Lucian tirou uma flanela surrada da gaveta e começou a polir as pistolas relicárias, ritual que fazia sempre antes de uma caçada, vestiu a velha farda branca e dourada, ainda com os rasgos e manchas da última luta que teve ao lado de Senna. Jogou uma bolsa de couro sobre o ombro, onde carregava frutas, pão, queijo, um cantil de água e um estojo com pomada e ataduras; fechou a porta atrás de si, respirou fundo e seguiu pela rua pouco movimentada. O céu já escurecia sobre Demacia, nuvens cada vez mais densas se formavam sobre as montanhas, trazidas pelo vento que uivava ao passar pelas enormes colunas de mármore branco.

Depois de algum tempo caminhando pela trilha que levava à costa, Lucian avistou a extensa planície azul. A maré estava alta e o mar parecia mais revolto do que de costume, as ondas batiam com força contra a parede rochosa, salpicando seu rosto com água salgada. Lucian suspirou, não daria para velejar naquelas condições, decidiu retornar para casa.

No meio do caminho, entre um bosque de pinheiros e pequenos jardins de hortênsias, parou para bebericar um pouco de água, foi quando um farfalhar nas folhas caídas o fez ficar em alerta. Guardou o cantil e sacou as pistolas, caminhando a passos lentos por entre as árvores até encontrar rastros deixados sobre o solo úmido. Não eram pegadas de animal, nem alguém usando botas e aquilo fez o instinto do caçador se atenuar.

Foi então que uma risada provocativa ecoou até seus ouvidos. Aquela voz lhe era desconhecida, poucos espectros riam, Thresh era um deles, mas sua risada louca e debochada era inconfundível, mesmo entre o barulho de tiros e aberrações sendo desintegradas. Lucian postou-se de forma defensiva, as costas de encontro com um pinheiro largo, as armas paralelas ao rosto com os dedos à milímetros dos gatilhos. A risada continuou reverberando de um lado para o outro, sem conseguir identificar de onde vinha o som, resolveu arriscar.

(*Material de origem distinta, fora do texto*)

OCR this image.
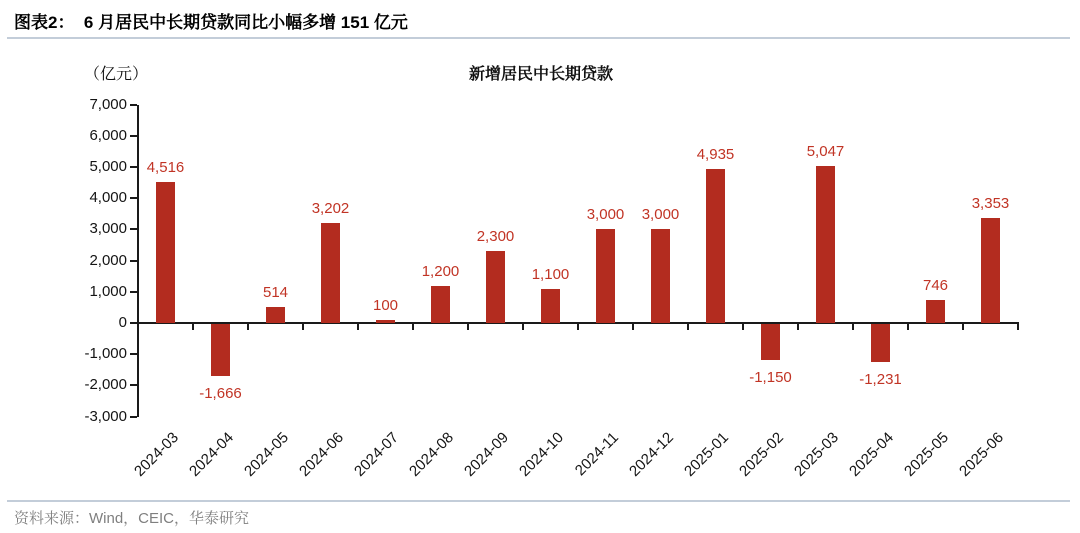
图表2：  6 月居民中长期贷款同比小幅多增 151 亿元
（亿元）	新增居民中长期贷款
7,000
6,000
5,000
4,000
3,000
2,000
1,000
0
-1,000
-2,000
-3,000
4,516
2024-03
-1,666
2024-04
514
2024-05
3,202
2024-06
100
2024-07
1,200
2024-08
2,300
2024-09
1,100
2024-10
3,000
2024-11
3,000
2024-12
4,935
2025-01
-1,150
2025-02
5,047
2025-03
-1,231
2025-04
746
2025-05
3,353
2025-06
资料来源：Wind，CEIC，华泰研究
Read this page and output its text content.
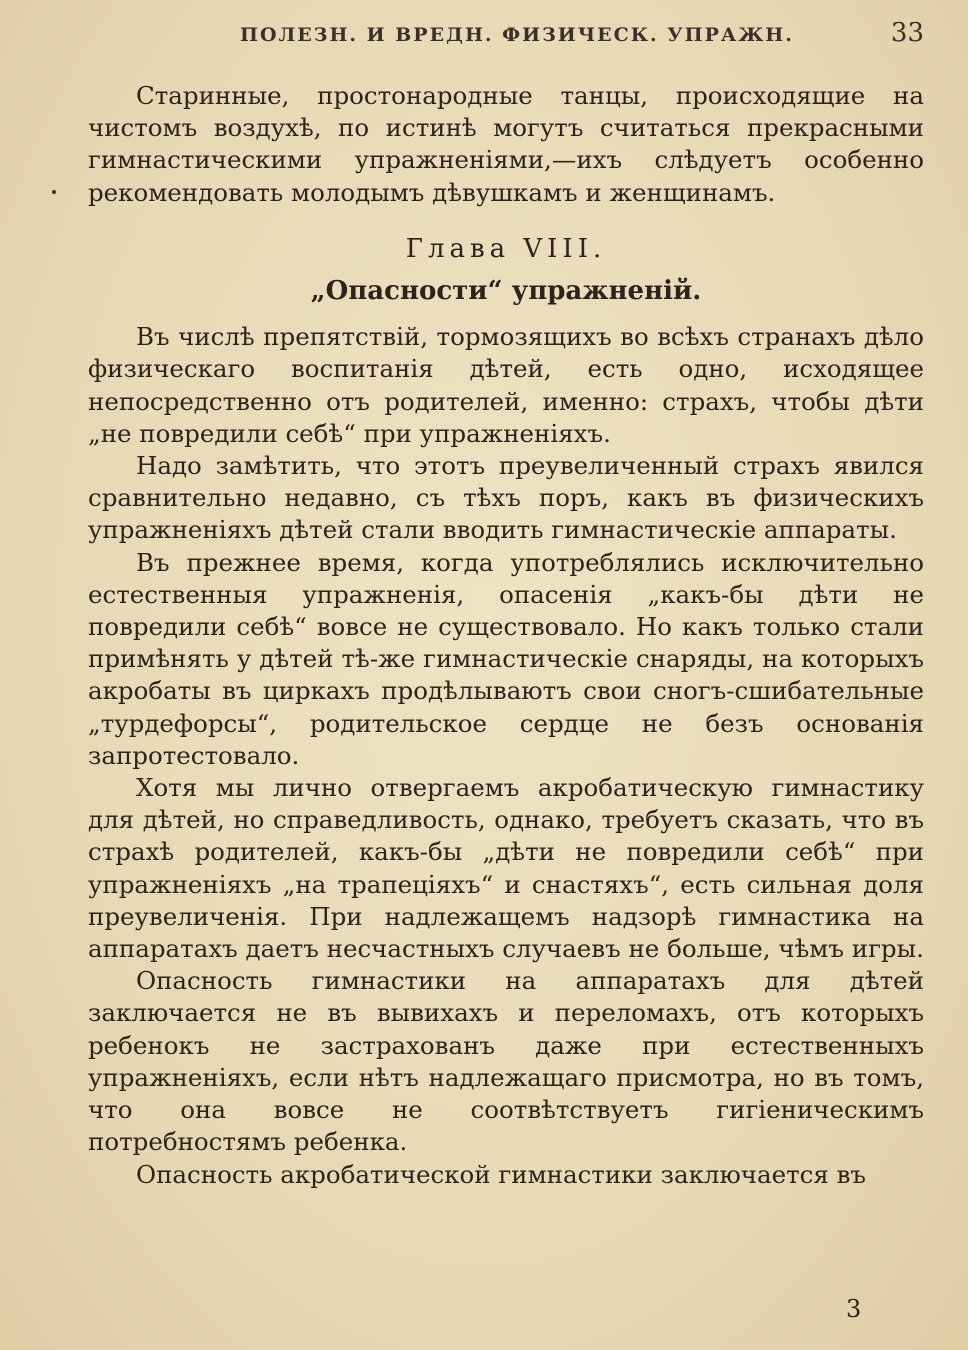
ПОЛЕЗН. И ВРЕДН. ФИЗИЧЕСК. УПРАЖН.	33

Старинные, простонародные танцы, происходящие на чистомъ воздухѣ, по истинѣ могутъ считаться прекрасными гимнастическими упражненіями,—ихъ слѣдуетъ особенно рекомендовать молодымъ дѣвушкамъ и женщинамъ.

Глава VIII.
„Опасности“ упражненій.

Въ числѣ препятствій, тормозящихъ во всѣхъ странахъ дѣло физическаго воспитанія дѣтей, есть одно, исходящее непосредственно отъ родителей, именно: страхъ, чтобы дѣти „не повредили себѣ“ при упражненіяхъ.

Надо замѣтить, что этотъ преувеличенный страхъ явился сравнительно недавно, съ тѣхъ поръ, какъ въ физическихъ упражненіяхъ дѣтей стали вводить гимнастическіе аппараты.

Въ прежнее время, когда употреблялись исключительно естественныя упражненія, опасенія „какъ-бы дѣти не повредили себѣ“ вовсе не существовало. Но какъ только стали примѣнять у дѣтей тѣ-же гимнастическіе снаряды, на которыхъ акробаты въ циркахъ продѣлываютъ свои сногъ-сшибательные „турдефорсы“, родительское сердце не безъ основанія запротестовало.

Хотя мы лично отвергаемъ акробатическую гимнастику для дѣтей, но справедливость, однако, требуетъ сказать, что въ страхѣ родителей, какъ-бы „дѣти не повредили себѣ“ при упражненіяхъ „на трапеціяхъ“ и снастяхъ“, есть сильная доля преувеличенія. При надлежащемъ надзорѣ гимнастика на аппаратахъ даетъ несчастныхъ случаевъ не больше, чѣмъ игры.

Опасность гимнастики на аппаратахъ для дѣтей заключается не въ вывихахъ и переломахъ, отъ которыхъ ребенокъ не застрахованъ даже при естественныхъ упражненіяхъ, если нѣтъ надлежащаго присмотра, но въ томъ, что она вовсе не соотвѣтствуетъ гигіеническимъ потребностямъ ребенка.

Опасность акробатической гимнастики заключается въ

3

— Revele-se, abominação! - Ordenou.

— Que crueldade me chamar assim - a risada transformou-se em uma voz feminina injuriada. - Mas gosto da potência em seu comando - riu maliciosamente - me excita.

— Desculpe - Lucian esboçou a tentativa de um sorriso no canto da boca - sou casado.

— Mas isso não é empecilho algum, aliás, prefiro os comprometidos - a mulher finalmente se revelou, saltando graciosamente de um galho - deleito-me com o desespero das viúvas ao verem seus homens estripados por mim - disse percorrendo delicadamente as garras sobre o corpo seminu, apenas o busto e parte do quadril envolvidos em sombras arroxeadas. - Já vi sua esposa, consegue coisa melhor.

— O que disse?! - Lucian saiu de seu esconderijo, as pistolas apontadas para a criatura. - Você é... Um súcubo - constatou.

— Muito prazer - o demônio fez uma saudação, sem tirar os olhos da presa - Evelynn.

— Por que está atrás de mim? - o atirador deu alguns passos para o lado, forçando o alvo a se reposicionar em um lugar mais aberto.

— Fiquei curiosa sobre o expurgador que teve a esposa capturada pelo Guardião das Correntes, que sofre pela pobre coitada aprisionada na lanterna junto de tantas almas enlouquecidas e torturadas - o demônio narrava em êxtase. - Me pergunto o quanto de dor você é capaz de aguentar.

— Você não tem ideia... - Lucian sussurrou tristonho, deixando-se levar momentaneamente pelas lembranças da amada esposa, tempo suficiente para que Evelynn fizesse um gesto sutil com as mãos, lançando um encanto sobre o homem abalado.

De repente o corpo de Lucian ficou pesado, a mente enevoada, os joelhos vacilaram e ele teve que se apoiar com as mãos para não cair. A súcubo se aproximou, sussurrando palavras provocativas e obscenas, o que faria qualquer homem ceder aos seus caprichos, mas desta vez a vítima não era um alvo fácil. Forte e obstinado, o purificador não seria ludibriado de forma tão vil.

Evelynn se aproximou do homem, tamborilou as garras sobre o tórax que subia e descia com a respiração calma, passou a língua sobre os próprios lábios, imaginando como despedaçaria cada parte daquele corpo viril, foi quando algo quente tocou seu abdômen. Saltou rapidamente para trás, antes de ser atingida por um feixe de luz concentrada, examinando a lateral esquerda de sua cintura.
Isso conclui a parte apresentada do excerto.